Vordering van de benadeelde partij [slachtoffer]
€ 3.004,31 (drieduizend vier euro en eenendertig cent), bestaande uit € 504,31 (vijfhonderdvier euro en eenendertig cent) aan materiële schade en € 2.500,00 (tweeduizend vijfhonderd euro) immateriële schade,
te vermeerderen met de wettelijke rente vanaf de hierna te noemen aanvangsdata tot aan de dag der voldoening.

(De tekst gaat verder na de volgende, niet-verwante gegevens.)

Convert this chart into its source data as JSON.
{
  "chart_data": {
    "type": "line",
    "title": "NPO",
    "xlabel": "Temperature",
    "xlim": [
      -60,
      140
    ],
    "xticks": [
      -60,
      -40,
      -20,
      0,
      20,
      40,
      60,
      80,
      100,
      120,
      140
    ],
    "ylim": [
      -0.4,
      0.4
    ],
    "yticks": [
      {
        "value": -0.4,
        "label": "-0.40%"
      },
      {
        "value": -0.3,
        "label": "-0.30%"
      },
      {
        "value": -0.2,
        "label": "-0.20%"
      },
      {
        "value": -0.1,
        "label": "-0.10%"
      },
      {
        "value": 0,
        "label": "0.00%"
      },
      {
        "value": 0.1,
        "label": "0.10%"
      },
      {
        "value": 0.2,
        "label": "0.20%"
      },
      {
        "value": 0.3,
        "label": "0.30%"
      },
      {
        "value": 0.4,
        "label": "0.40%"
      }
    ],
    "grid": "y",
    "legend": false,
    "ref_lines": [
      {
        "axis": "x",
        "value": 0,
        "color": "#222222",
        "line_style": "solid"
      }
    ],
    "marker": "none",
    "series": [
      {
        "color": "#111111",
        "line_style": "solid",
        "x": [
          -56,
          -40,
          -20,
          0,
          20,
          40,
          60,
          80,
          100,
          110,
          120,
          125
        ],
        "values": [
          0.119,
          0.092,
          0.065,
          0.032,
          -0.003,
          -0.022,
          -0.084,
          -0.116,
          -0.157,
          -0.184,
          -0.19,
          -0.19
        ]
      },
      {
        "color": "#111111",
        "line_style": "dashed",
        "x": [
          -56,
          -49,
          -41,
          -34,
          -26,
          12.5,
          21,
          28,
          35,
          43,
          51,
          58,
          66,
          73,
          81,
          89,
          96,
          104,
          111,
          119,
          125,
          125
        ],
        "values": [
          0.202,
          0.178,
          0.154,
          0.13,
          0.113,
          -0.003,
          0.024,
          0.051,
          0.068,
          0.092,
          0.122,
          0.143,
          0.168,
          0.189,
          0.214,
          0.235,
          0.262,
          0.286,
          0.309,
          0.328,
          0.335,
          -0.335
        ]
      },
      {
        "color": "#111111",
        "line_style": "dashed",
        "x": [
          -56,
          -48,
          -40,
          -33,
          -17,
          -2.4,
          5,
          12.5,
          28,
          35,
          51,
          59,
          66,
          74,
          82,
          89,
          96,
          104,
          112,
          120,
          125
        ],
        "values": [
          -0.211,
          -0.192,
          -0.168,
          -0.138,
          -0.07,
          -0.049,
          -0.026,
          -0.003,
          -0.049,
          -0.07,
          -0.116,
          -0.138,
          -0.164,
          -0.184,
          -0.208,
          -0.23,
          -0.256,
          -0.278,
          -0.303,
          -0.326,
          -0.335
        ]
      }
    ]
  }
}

€ 3.004,31 (drieduizend vier euro en eenendertig cent),bestaande uit € 504,31 (vijfhonderdvier euro en eenendertig cent) aan materiële schade en € 2.500,00 (tweeduizend vijfhonderd euro) aan immateriële schade, te vermeerderen met de wettelijke rente vanaf de hierna te noemen aanvangsdata tot aan de dag der voldoening, en bepaalt dat gijzeling voor de duur van ten hoogste 40 (veertig) dagen kan worden toegepast indien verhaal niet mogelijk blijkt, met dien verstande dat toepassing van die gijzeling de verschuldigdheid aan de Staat ten behoeve van het slachtoffer niet opheft.